LinAlg: Vectors and Matrices

All Linear Algebra related functions and operations are placed in the LinAlg Module. LinAlg is based on an heavily altered subset of the boost linear algebra system uBLAS This tutorial will give a short introduction to the library and how it is used in Shark.

The linear algebra library has a fundamental distinction between vectors and matrices: Matrix and vectors are different types. There is no distinction between row and column vectors. So when multiplying a vector from the right side to a matrix, it is assumed to be a column vector and when multiplied from the left, it becomes a row-vector. Matrices have an orientation that is a 1xn matrix has a different structure than a nx1 matrix and both are not the same as a vector.

Furthermore the library differentiates between container, proxies to containers and vector expressions. The typical vector or matrix objects are a container storing the values of the matrix. Proxies reference parts of a container, for example a single row of a matrix or a subrange of a vector. And finally there are expressions which represent arbitrary computations, for example a matrix-vector product.

Aliasing

All of then aforementioned entities are objects. That means that just writing A+B does not compute the addition of two matrices but returns an object which can compute the result. the computations occur only when the expression is assigned to a container or proxy. Thus it is computed only in an expression like C=A+B. In such an expression the library assumes by default, that the left and right hand side are aliasing, i.e. that the same variable appears on both sides of the expression. In many cases this means that changing elements of the result during computation, will change future results. This happens for example in a matrix-matrix multiplication where the same variables are read at different points in time. To prevent this, the library generates temporary variables. So that an expression like A=prod(A,B) will be computed as:

matrix<double> Temp=prod(A,B);
A=Temp;

In many cases aliasing will not happen and this temporary result is an unneeded overhead. For this case, the noalias-proxy can be used:

noalias(A) = prod(B,C);

We use the following notation for vectors, arguments and scalars:

Symbol Meaning
A,B,C Matrix expression
x,y Vector expression
C,z Matrix or vector container or proxy to a subset of the matrix or vector.
t Scalar value with the same type as the elements stored inside the matrix
i,jk,l,m,n Integer values
b Boolean value

Matrices and Matrix-Proxies and basic operations

We first want to describe the fundamental operations that are needed to use the library.
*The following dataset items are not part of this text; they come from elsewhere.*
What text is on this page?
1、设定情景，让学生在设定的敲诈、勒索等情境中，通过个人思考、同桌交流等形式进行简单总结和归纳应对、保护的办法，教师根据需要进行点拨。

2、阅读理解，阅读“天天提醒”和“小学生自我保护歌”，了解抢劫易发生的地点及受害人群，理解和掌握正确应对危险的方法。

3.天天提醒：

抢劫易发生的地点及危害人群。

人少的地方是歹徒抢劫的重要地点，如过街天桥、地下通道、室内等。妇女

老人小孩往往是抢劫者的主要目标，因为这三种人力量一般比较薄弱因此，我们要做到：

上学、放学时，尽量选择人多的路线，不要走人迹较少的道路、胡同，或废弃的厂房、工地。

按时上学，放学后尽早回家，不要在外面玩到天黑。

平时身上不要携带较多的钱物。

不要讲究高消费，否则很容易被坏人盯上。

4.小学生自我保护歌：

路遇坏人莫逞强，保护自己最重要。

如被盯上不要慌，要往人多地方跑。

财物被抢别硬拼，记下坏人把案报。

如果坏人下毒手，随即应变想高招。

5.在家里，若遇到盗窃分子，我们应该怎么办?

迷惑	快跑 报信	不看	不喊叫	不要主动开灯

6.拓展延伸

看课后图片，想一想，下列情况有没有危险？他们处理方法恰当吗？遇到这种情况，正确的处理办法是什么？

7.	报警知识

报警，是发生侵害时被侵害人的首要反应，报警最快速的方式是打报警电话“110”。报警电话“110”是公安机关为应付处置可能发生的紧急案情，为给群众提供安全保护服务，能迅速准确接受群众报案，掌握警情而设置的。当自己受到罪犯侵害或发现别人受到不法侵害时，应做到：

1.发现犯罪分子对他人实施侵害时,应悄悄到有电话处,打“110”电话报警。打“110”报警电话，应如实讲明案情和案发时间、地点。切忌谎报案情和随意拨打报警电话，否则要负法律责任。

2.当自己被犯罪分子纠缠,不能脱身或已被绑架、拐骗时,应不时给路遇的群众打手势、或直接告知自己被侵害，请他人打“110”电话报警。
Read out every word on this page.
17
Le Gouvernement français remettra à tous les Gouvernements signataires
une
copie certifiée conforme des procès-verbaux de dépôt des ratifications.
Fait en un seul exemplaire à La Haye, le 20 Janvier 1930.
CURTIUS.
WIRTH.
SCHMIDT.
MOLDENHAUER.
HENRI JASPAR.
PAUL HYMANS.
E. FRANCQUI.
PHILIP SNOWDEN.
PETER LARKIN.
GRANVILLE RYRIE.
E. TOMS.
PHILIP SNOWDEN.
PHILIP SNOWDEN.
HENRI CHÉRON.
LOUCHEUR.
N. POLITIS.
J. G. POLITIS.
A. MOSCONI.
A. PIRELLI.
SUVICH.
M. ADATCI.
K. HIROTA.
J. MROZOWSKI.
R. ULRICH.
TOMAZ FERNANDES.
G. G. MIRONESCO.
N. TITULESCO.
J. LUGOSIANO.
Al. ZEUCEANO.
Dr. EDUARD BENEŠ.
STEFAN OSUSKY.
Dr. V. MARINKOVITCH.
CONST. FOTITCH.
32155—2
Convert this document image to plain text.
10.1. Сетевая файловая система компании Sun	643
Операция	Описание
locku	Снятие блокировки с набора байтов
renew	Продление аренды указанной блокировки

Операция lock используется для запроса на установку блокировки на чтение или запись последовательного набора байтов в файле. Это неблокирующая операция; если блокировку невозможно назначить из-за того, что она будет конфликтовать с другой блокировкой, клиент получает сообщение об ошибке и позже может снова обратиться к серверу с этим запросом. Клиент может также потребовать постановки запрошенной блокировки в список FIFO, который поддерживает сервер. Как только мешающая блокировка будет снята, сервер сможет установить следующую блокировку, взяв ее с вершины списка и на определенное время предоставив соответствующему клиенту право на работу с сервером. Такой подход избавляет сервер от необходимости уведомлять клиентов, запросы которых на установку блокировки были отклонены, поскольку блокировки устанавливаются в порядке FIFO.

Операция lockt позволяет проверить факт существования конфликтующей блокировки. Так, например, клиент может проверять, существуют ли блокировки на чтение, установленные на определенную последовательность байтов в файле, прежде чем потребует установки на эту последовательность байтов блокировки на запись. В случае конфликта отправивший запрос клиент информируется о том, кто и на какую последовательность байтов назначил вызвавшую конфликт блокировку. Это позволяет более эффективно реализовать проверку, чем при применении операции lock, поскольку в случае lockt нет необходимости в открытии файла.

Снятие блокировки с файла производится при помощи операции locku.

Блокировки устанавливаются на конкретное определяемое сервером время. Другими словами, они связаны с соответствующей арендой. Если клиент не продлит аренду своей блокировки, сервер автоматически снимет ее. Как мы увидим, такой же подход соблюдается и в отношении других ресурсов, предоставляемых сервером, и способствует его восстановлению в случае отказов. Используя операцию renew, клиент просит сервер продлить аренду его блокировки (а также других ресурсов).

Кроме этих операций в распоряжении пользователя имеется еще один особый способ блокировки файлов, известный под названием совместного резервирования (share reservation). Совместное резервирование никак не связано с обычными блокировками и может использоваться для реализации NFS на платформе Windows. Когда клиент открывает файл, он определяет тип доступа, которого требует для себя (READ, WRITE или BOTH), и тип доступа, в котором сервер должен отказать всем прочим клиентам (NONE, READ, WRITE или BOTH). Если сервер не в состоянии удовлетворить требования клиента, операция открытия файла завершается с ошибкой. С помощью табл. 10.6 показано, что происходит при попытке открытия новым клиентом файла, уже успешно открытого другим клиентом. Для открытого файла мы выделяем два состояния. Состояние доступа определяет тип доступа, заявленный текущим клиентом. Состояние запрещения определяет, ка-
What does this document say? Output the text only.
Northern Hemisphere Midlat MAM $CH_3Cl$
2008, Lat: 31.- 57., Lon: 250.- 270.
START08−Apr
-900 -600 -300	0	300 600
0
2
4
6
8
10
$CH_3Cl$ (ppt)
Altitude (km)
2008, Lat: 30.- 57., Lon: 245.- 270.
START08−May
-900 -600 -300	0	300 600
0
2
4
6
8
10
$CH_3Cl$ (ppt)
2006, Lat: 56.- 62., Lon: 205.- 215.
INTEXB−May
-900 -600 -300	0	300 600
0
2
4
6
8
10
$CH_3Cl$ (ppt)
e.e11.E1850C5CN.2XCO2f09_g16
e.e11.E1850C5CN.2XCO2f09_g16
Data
That is creating vectors and matrices and access their values. furthermore we describe the basic operations to create proxies to various parts of a matrix.

Operation/Class Effect
blas::vector<T> Dense Vector storing values of type T.
blas::matrix<T,Orientation> Dense Matrix storing values of type T. Values are either stored in row-major or column-major format depicted by the tags blas::row_major and blas::column_major. row-major is the default format.
blas::compressed_vector<T> Sparse Vector storing values of type T in compressed format.
blas::compressed_matrix<T> Sparse Matrix storing values of type T in compressed format. Only row-major format is supported.
XVector,XMatrix,SparseXVector,SparseXMatrix Shorthand for the above types. X can be Real, Float, Int, UInt or Bool. X can be Real, Float, Int, UInt or Bool.
XVector x(n,t) Creates a XVector x of size i with elements initialized to t. By default t is 0.
XMatrix A(m,n,t) Creates a mxn matrix with elements initialized to t. By default t is 0.
x.size() Dimensionality of x.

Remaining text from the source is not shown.